All year, Mr. Northam has retained the support of black voters. Even as his overall approval plunged to 40 percent two months after the yearbook photo surfaced, 63 percent of African-American voters wanted him to remain in office, according to a poll by Christopher Newport University in Newport News, Va.
The same pollster found in an October survey that Mr. Northam’s overall approval had recovered, to 51 percent.
Defying calls to resign by the Democratic caucuses in the House of Delegates and State Senate in February, the governor vowed to dedicate the rest of his term to fighting racial inequity. His effort won support from black lawmakers.
He created a commission to comb Virginia’s laws for legacies of Jim Crow, and a second commission to review school textbooks for fair coverage of black history. He pushed for a provision to restore drivers’ licenses to people who have had them suspended for failure to pay fines.
Last week, the governor included two historically black colleges in $1 billion of funding to graduate more computer science majors from the state’s universities.
Lamont Bagby, a member of the state’s House of Delegates and chairman of the Legislative Black Caucus, said two-thirds of caucus members were graduates of H.B.C.U.s, and ensuring more state support was a priority.
“February put the issues that have been important to the black caucus for decades on the front burner,” Mr. Bagby said, expressing his support for Mr. Northam. (Back in February, the Legislative Black Caucus had called on the governor to resign.)

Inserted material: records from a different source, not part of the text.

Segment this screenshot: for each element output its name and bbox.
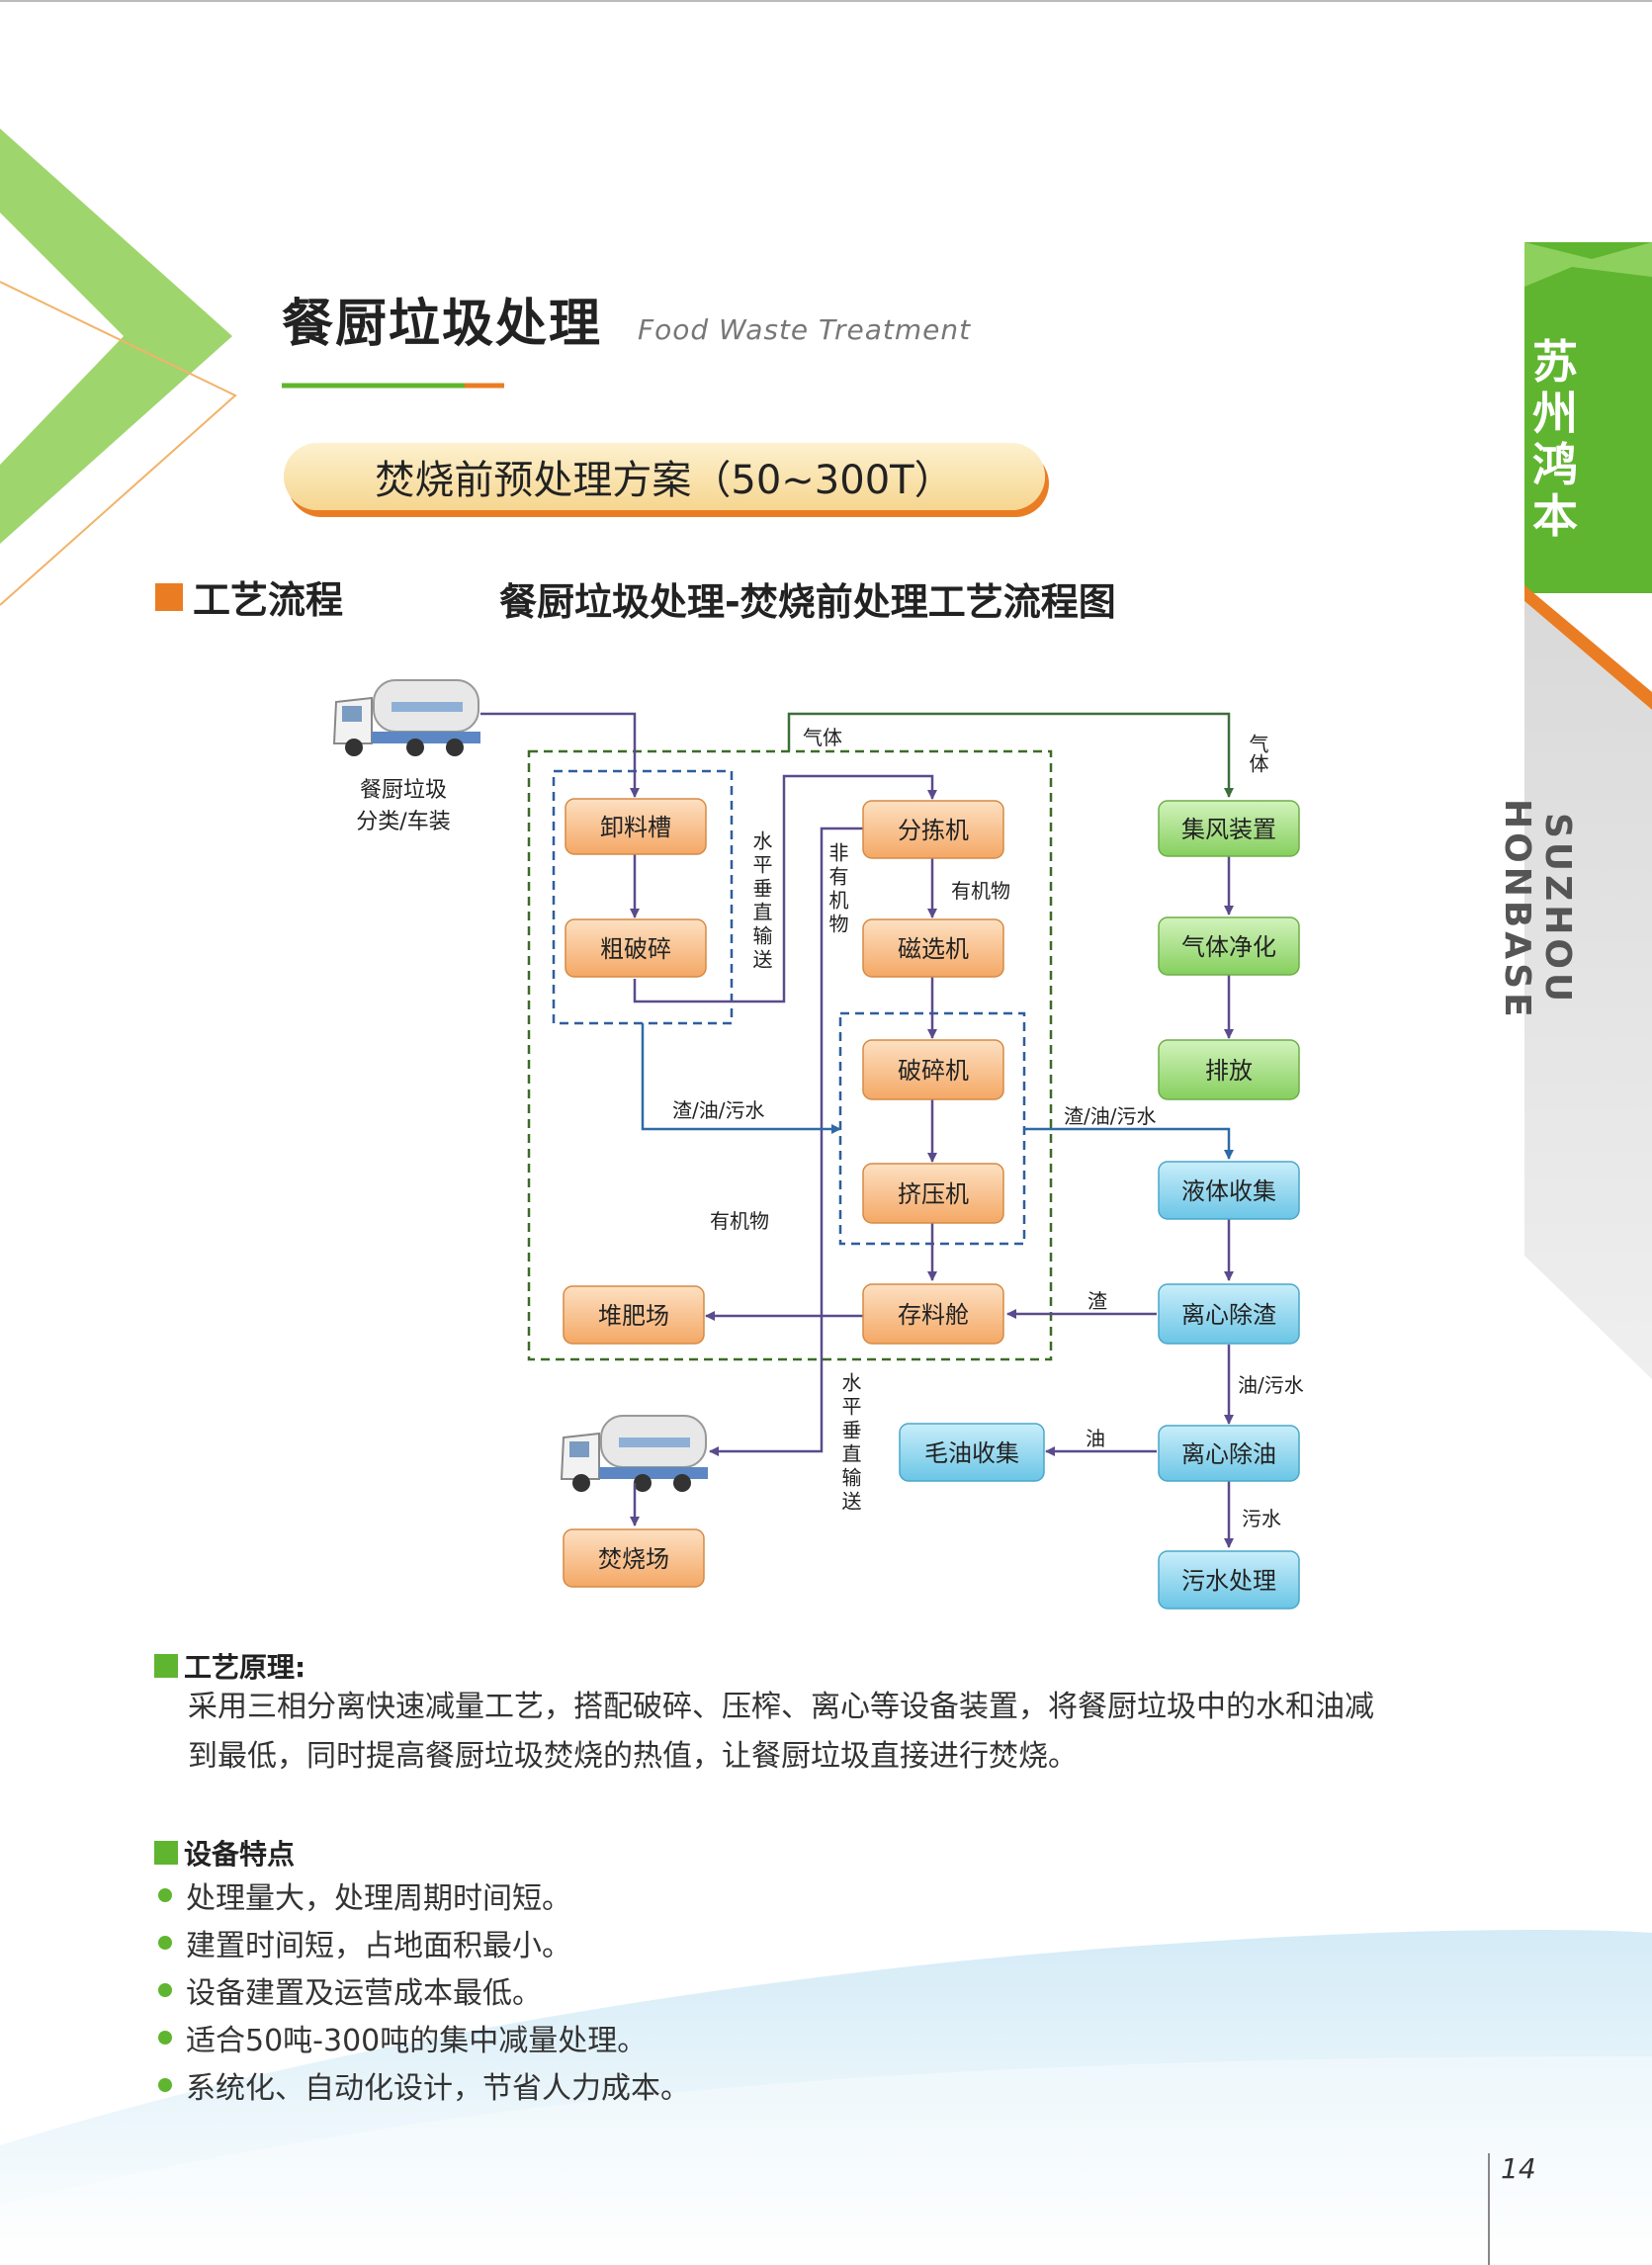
label-gas-vertical: 气体 (1246, 734, 1269, 773)
node-emit: 排放 (1159, 1040, 1299, 1099)
svg-text:破碎机: 破碎机 (898, 1057, 969, 1085)
features-heading: 设备特点 (154, 1833, 295, 1873)
bullet-icon (158, 1983, 172, 1997)
svg-text:离心除油: 离心除油 (1181, 1440, 1276, 1468)
principle-heading-label: 工艺原理: (184, 1646, 305, 1686)
list-item: 设备建置及运营成本最低。 (158, 1966, 690, 2014)
principle-marker-icon (154, 1654, 178, 1678)
bullet-icon (158, 2031, 172, 2045)
label-oil: 油 (1086, 1427, 1105, 1450)
process-flow-diagram: 餐厨垃圾 分类/车装 卸料槽 粗破碎 分拣机 (0, 0, 1652, 1661)
label-waste-water: 污水 (1242, 1507, 1281, 1530)
svg-text:液体收集: 液体收集 (1181, 1177, 1276, 1205)
principle-heading: 工艺原理: (154, 1646, 305, 1686)
svg-text:气体净化: 气体净化 (1181, 933, 1276, 961)
node-gas-purify: 气体净化 (1159, 917, 1299, 975)
bullet-icon (158, 1936, 172, 1950)
arrow-truck-to-unload (480, 714, 635, 797)
node-sewage-treat: 污水处理 (1159, 1551, 1299, 1609)
list-item: 建置时间短，占地面积最小。 (158, 1919, 690, 1966)
label-slag-oil-water-1: 渣/油/污水 (672, 1098, 764, 1122)
features-marker-icon (154, 1841, 178, 1865)
svg-text:分拣机: 分拣机 (898, 817, 969, 844)
truck-label-line1: 餐厨垃圾 (360, 778, 447, 803)
label-slag-oil-water-2: 渣/油/污水 (1064, 1104, 1156, 1128)
svg-text:粗破碎: 粗破碎 (600, 935, 671, 963)
node-crusher: 破碎机 (863, 1040, 1003, 1099)
svg-text:焚烧场: 焚烧场 (598, 1545, 669, 1573)
list-item: 系统化、自动化设计，节省人力成本。 (158, 2061, 690, 2109)
svg-text:离心除渣: 离心除渣 (1181, 1301, 1276, 1329)
features-heading-label: 设备特点 (184, 1833, 295, 1873)
svg-text:毛油收集: 毛油收集 (924, 1439, 1019, 1467)
bullet-icon (158, 2078, 172, 2092)
svg-text:堆肥场: 堆肥场 (598, 1302, 669, 1330)
truck-label-line2: 分类/车装 (356, 810, 450, 834)
svg-text:排放: 排放 (1205, 1057, 1253, 1085)
principle-line-1: 采用三相分离快速减量工艺，搭配破碎、压榨、离心等设备装置，将餐厨垃圾中的水和油减 (188, 1683, 1374, 1732)
svg-text:磁选机: 磁选机 (898, 935, 969, 963)
node-storage: 存料舱 (863, 1284, 1003, 1344)
bullet-icon (158, 1888, 172, 1902)
transport-truck-icon (562, 1416, 708, 1492)
node-compost: 堆肥场 (564, 1286, 704, 1344)
node-incinerator: 焚烧场 (564, 1529, 704, 1587)
node-air-collect: 集风装置 (1159, 801, 1299, 856)
node-centrifuge-slag: 离心除渣 (1159, 1284, 1299, 1344)
svg-text:集风装置: 集风装置 (1181, 816, 1276, 843)
node-liquid-collect: 液体收集 (1159, 1162, 1299, 1219)
node-crude-oil: 毛油收集 (900, 1424, 1044, 1481)
node-centrifuge-oil: 离心除油 (1159, 1426, 1299, 1481)
label-oil-water: 油/污水 (1238, 1373, 1304, 1397)
label-slag: 渣 (1087, 1289, 1107, 1313)
svg-text:挤压机: 挤压机 (898, 1180, 969, 1208)
label-gas: 气体 (803, 726, 842, 749)
node-press: 挤压机 (863, 1164, 1003, 1223)
garbage-truck-icon (334, 680, 480, 756)
arrow-gas-to-air-collect (789, 714, 1229, 797)
features-list: 处理量大，处理周期时间短。 建置时间短，占地面积最小。 设备建置及运营成本最低。… (158, 1872, 690, 2109)
svg-text:卸料槽: 卸料槽 (600, 814, 671, 841)
label-organic-1: 有机物 (951, 879, 1010, 903)
label-organic-2: 有机物 (710, 1209, 769, 1233)
svg-text:污水处理: 污水处理 (1181, 1567, 1276, 1595)
node-magnet: 磁选机 (863, 919, 1003, 977)
list-item: 适合50吨-300吨的集中减量处理。 (158, 2014, 690, 2061)
label-conveyor-2: 水平垂直输送 (838, 1372, 862, 1515)
node-sorter: 分拣机 (863, 801, 1003, 858)
node-coarse-crush: 粗破碎 (565, 919, 706, 977)
principle-line-2: 到最低，同时提高餐厨垃圾焚烧的热值，让餐厨垃圾直接进行焚烧。 (188, 1732, 1078, 1782)
arrow-slag-oil-water-right (1024, 1129, 1229, 1159)
label-conveyor-1: 水平垂直输送 (749, 830, 773, 973)
list-item: 处理量大，处理周期时间短。 (158, 1872, 690, 1919)
label-non-organic: 非有机物 (826, 842, 849, 937)
svg-text:存料舱: 存料舱 (898, 1301, 969, 1329)
page-number: 14 (1501, 2152, 1536, 2185)
node-unload: 卸料槽 (565, 799, 706, 854)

Looking ahead, Mr. Bagby said black lawmakers want to see laws aimed at preventing evictions and increasing affordable housing. He added: “There is no reason why we can’t finally have a discussion on monuments.”
Mr. Northam said he supports overturning a century-old law that would clear the way to let local governments decide the fate of Civil War statues.
Modesty is not a quality in demand in modern American politics, either from voters or officeholders. But Mr. Northam’s level of self-effacement may have been what helped him survive. “The election on Tuesday was about Virginia,” he said. In other words, not Ralph Northam.